Justiça Comentários 12 de julho de 2018

Processo se arrastava há nove anos. Além disso, ele pegou pena de três meses de prisão


A juíza Tatianne Marcella Mendes Rosa Borges, da comarca de Rio Verde, condenou o ex-vice-presidente da Ordem dos Advogados do Brasil da Seccional de Goiás, Antônio Carlos Monteiro da Silva, a três anos de reclusão, por ter se apropriado, indevidamente, de R$ 36 mil do deficiente físico Osires Vaz da Silva, proveniente de acordo judicial homologado em processo que patrocinava os interesses da vítima. A pena de prisão foi substituída por prestação de serviços à comunidade.
O advogado foi condenado, ainda, a restituir a vítima na importância remanescente de R$ 319 mil, a título de danos materiais pela infração.
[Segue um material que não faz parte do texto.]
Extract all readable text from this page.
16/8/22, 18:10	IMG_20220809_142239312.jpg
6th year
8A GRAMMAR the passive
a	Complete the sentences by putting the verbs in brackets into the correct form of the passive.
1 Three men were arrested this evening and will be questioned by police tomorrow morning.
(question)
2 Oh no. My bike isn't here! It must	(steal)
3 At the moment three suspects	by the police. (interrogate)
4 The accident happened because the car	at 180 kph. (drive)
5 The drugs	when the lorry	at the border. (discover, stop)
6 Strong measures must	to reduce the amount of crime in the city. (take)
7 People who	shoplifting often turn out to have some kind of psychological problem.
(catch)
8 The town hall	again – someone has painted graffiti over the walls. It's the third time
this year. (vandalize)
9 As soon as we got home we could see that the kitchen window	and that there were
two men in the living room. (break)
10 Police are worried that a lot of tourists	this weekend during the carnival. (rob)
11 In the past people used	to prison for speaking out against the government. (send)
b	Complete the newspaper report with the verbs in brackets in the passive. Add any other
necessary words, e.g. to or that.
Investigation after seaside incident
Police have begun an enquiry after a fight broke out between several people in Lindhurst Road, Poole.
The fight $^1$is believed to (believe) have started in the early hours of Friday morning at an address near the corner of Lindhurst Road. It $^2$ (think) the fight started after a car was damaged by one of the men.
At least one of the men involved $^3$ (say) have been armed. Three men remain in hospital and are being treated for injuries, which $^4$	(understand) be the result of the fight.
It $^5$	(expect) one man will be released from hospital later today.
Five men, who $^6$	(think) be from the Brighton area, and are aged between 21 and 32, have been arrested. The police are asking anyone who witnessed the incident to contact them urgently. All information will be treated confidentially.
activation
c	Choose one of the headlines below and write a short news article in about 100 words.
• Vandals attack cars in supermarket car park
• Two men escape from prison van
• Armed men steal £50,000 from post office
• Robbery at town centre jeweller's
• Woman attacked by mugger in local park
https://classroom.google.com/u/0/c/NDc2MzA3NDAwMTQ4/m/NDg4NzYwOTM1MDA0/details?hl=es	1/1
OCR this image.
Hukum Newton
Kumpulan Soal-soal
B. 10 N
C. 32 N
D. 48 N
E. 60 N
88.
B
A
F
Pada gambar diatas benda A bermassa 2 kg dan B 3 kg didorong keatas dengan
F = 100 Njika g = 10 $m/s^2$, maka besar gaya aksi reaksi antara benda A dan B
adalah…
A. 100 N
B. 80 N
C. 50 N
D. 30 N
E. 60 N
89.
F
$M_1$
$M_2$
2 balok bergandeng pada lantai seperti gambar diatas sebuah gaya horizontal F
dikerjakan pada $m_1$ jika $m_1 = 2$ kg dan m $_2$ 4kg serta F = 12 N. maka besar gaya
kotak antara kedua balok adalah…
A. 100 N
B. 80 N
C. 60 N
Para garantir a efetividade da ação penal, a juíza determinou o bloqueio, através do Bacenjud, dos ativos financeiros de Antônio Carlos até o limite da quantia a ser paga ao ofendido.
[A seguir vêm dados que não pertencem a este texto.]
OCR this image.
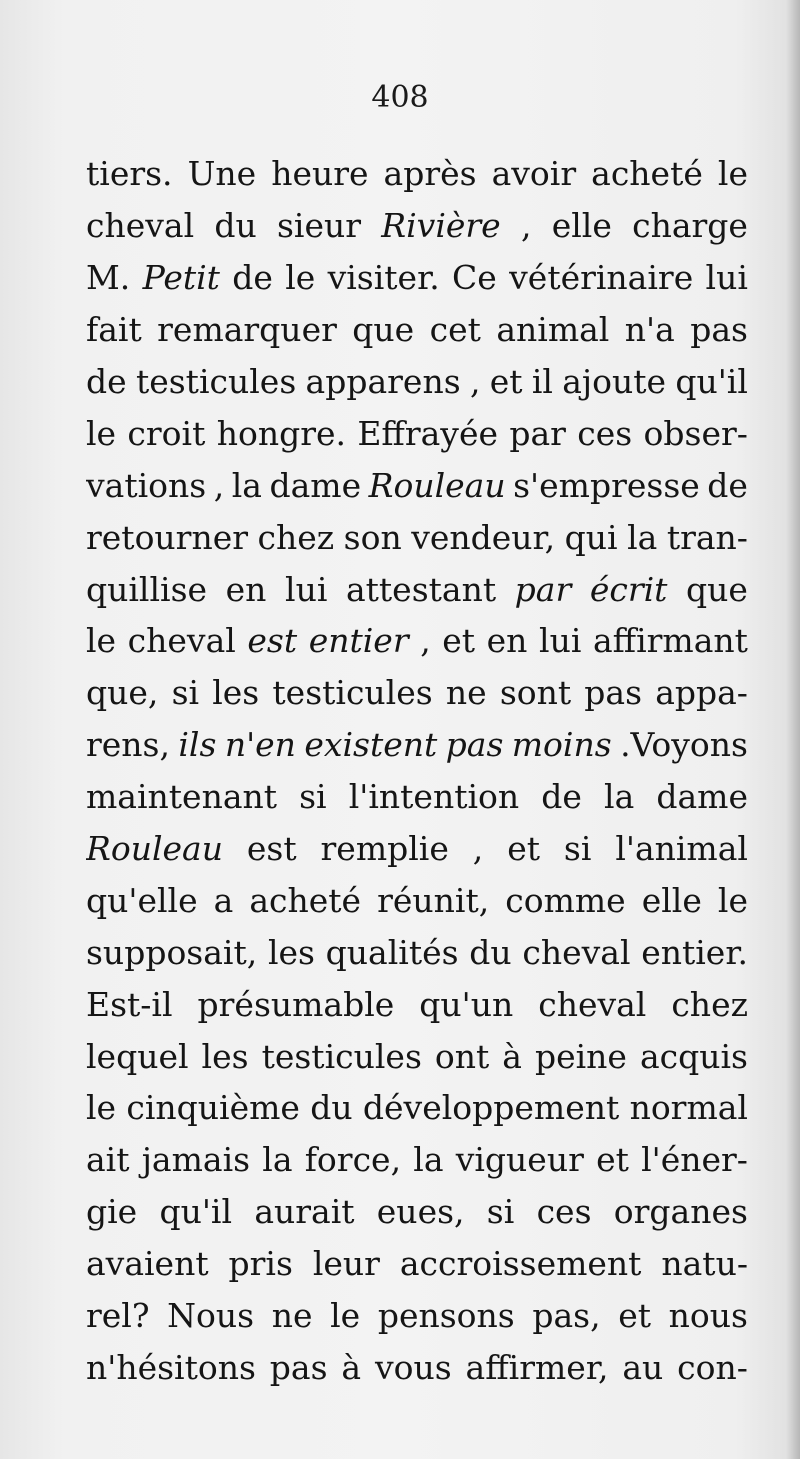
408
tiers. Une heure après avoir acheté le
cheval du sieur Rivière , elle charge
M. Petit de le visiter. Ce vétérinaire lui
fait remarquer que cet animal n'a pas
de testicules apparens , et il ajoute qu'il
le croit hongre. Effrayée par ces obser-
vations , la dame Rouleau s'empresse de
retourner chez son vendeur, qui la tran-
quillise en lui attestant par écrit que
le cheval est entier , et en lui affirmant
que, si les testicules ne sont pas appa-
rens, ils n'en existent pas moins .Voyons
maintenant si l'intention de la dame
Rouleau est remplie , et si l'animal
qu'elle a acheté réunit, comme elle le
supposait, les qualités du cheval entier.
Est-il présumable qu'un cheval chez
lequel les testicules ont à peine acquis
le cinquième du développement normal
ait jamais la force, la vigueur et l'éner-
gie qu'il aurait eues, si ces organes
avaient pris leur accroissement natu-
rel? Nous ne le pensons pas, et nous
n'hésitons pas à vous affirmer, au con-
Em novembro de 2009, Osires procurou o advogado para ingressar em juízo contra a Companhia de Seguros Minas Gerais. Ele afirmou que Antônio, agindo como seu mandatário, manejou ação de indenização contra a seguradora, entretanto, em razão de composição amigável entre as partes.
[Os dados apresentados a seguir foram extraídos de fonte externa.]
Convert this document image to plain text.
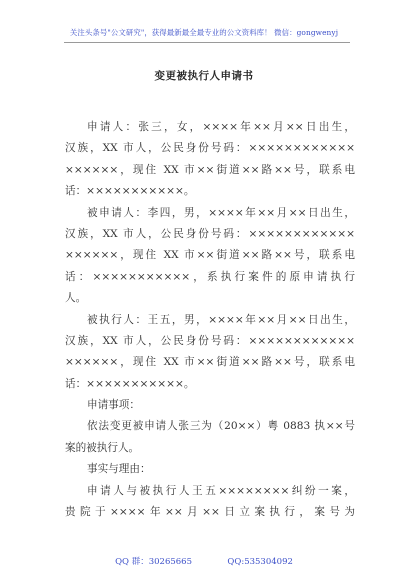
关注头条号"公文研究"，获得最新最全最专业的公文资料库！ 微信：gongwenyj
变更被执行人申请书
申请人：张三，女，××××年××月××日出生，
汉族，XX 市人，公民身份号码：××××××××××××
××××××，现住 XX 市××街道××路××号，联系电
话：×××××××××××。
被申请人：李四，男，××××年××月××日出生，
汉族，XX 市人，公民身份号码：××××××××××××
××××××，现住 XX 市××街道××路××号，联系电
话：×××××××××××，系执行案件的原申请执行
人。
被执行人：王五，男，××××年××月××日出生，
汉族，XX 市人，公民身份号码：××××××××××××
××××××，现住 XX 市××街道××路××号，联系电
话：×××××××××××。
申请事项：
依法变更被申请人张三为（20××）粤 0883 执××号
案的被执行人。
事实与理由：
申请人与被执行人王五××××××××纠纷一案，
贵院于××××年××月××日立案执行，案号为
QQ 群：30265665	QQ:535304092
A seguradora comprometeu-se a efetuar o pagamento da importância de R$ 105 mil, da qual R$ 92 mil seriam destinados à vítima e o restante ao denunciado. Contudo, o valor de R$ 105 mil foi efetuado integralmente ao acusado, o qual não teria informado o recebimento da indenização à vítima. Ao tomar conhecimento dos fatos, Osires passou a exigir que o advogado lhe repassasse o valor que lhe era devido.

Desdobramentos
Mas, somente em 30 de abril de 2015, o denunciado teria repassado à vítima um cheque no valor de R$ 50 mil e o restante seriam parcelados em quatro prestações de R$ 15 mil. Em razão de a vítima necessitar de tratamento médico urgente, teria procurado, novamente, o réu pedindo-lhe dinheiro, quando este lhe teria entregado R$ 6 mil. Após o pagamento das quantias parceladas, o denunciado não teria honrado com os pagamentos, restando débito remanescente no valor de R$ 36 mil, o que levou a vítima a denunciá-lo na Polícia e a noticiar os fatos. A defesa do advogado, por sua vez, alegou nulidade processual, sob o argumento de não haver provas de que o réu tenha se apropriado de valores pertencentes à vítima e que esta devia valores ao acusado em razão de outro processo em que este atuou defendendo os interesses de Osires, onde havia pretensão econômica muito superior ao valor descrito na denúncia como apropriado, de modo que eventual retenção de valores também não configuraria o delito cuja autoria lhe é imputada.

Decisão
A juíza Tatianne Marcella Mendes Rosa Borges argumentou que as provas comprovaram a autoria do crime, tendo em vista os documentos anexados aos autos, bem como pelas declarações prestadas pela vítima e informante, que, de maneira coesa e cristalina, indicam o réu como sendo o autor do ato ilícito e que não possui cabimento a alegação defensiva de que o acusado teria efetuado o pagamento de elevada quantia à vítima (R$ 69.000,00) por meio de dinheiro em espécie, no interior de seu escritório, sem que houvesse qualquer comprovante de transação bancária ou demonstração de ter procedido saque de referido valor. Para ela não existe qualquer elemento indiciário de estar o ofendido acusando falsamente um inocente, enquanto a narrativa e justificativas do réu são confusas e não encontram amparo em qualquer indício de prova. (Centro de Comunicação Social do TJGO).